Bu tespitlerden sonra da şöyle söz verdi:
“AB yolunda ilerlerken, Avrupa’nın bize öğretecekleri ve kazandıracakları kadar bizim de sahip olduğumuz köklü devlet geleneği, zengin kültürümüz, genç nüfusumuz ve yetişmiş insan kaynağımızla Avrupalı dostlarımızın faydasına sunabileceğimiz çok güçlü bir sermayemiz olduğuna inanıyoruz. Bu bakımdan; Avrupa ile aramızda imzalanacak ortaklık kontratını hiçbir biçimde ‘tek taraflı fayda akışı’ olarak görmedik, görmeyeceğiz.”
Utandıracak Yorumlar
İşte, 21 yıllık iktidarın sonunda Erdoğan’ın bir sözünün daha nasıl hayal olduğunu ve maddi-manevi iyice ağırlaşan göç bilançosunu anlamak için seçimlerden sonra yapılan iki değerlendirmeye bakmamız yeter.
Almanya’daki Sol Parti Eş Başkanı Martin Schirdewan, “Erdoğan’ın yeniden seçilmesi ve iktidar organlarını genişletmesiyle insanların siyasi nedenlerle kaçmak zorunda kalacağını” öne sürüp, Türkiye’den Almanya’ya gelmek isteyen siyasi sığınmacılara vize kolaylığı sağlanmasını talep ederken, Türkiye ile yapılan mülteci mutabakatının Avrupa Birliği’ni “şantaj yapılabilir” hale getirdiğini vurguladı.
Şunlar da İngiliz Daily Telegraph Gazetesi’nin “Erdoğan iktidarda kalınca Avrupa derin bir nefes aldı” başlıklı yazısından satırlar:
“Avrupa’daki liderlerin çoğu, Türkiye AB’den uzak durduğunda kendilerini daha rahat hissediyor… Erdoğan uzun zamandır Türkiye’nin AB üyeliğinden vazgeçmiş durumda. Bu da Brüksel ve üye devletlerin işine geliyor.”

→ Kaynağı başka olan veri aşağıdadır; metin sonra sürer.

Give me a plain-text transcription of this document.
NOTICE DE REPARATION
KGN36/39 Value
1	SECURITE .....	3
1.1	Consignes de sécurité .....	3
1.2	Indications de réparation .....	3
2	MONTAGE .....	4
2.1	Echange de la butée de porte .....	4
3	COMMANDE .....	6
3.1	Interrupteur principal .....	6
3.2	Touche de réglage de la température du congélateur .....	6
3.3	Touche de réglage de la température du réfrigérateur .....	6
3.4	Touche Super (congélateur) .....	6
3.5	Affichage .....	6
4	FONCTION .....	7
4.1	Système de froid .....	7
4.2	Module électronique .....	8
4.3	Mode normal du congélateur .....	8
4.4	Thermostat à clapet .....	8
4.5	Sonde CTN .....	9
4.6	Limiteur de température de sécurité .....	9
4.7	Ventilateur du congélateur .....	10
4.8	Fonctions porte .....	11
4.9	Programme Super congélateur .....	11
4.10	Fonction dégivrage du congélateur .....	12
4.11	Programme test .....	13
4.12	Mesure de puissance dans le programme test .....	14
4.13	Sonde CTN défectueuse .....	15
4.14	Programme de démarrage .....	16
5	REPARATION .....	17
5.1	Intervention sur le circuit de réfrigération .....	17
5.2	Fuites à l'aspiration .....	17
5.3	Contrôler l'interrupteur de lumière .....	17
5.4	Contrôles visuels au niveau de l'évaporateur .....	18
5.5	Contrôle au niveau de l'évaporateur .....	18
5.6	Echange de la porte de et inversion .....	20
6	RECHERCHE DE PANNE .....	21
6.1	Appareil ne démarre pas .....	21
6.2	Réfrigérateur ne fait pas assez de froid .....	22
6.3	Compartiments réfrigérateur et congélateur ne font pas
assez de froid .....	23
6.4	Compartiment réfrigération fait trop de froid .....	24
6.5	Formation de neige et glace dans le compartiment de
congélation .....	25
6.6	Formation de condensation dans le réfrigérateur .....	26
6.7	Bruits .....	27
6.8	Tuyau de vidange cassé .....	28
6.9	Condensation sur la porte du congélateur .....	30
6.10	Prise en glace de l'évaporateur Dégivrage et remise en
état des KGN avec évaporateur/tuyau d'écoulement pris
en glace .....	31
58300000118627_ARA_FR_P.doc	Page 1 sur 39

“Erdoğan’ı sevmek imkânsız olabilir. Ancak kendisini çok kullanışlı hale getirdi.”
Şu yorumların yapılabilmesi bile ülkemiz ve milletimiz adına başlı başına ne büyük bir utanç tablosu, değil mi?
Ya bunun müsebbipleri; onlar da utanıyor mu?!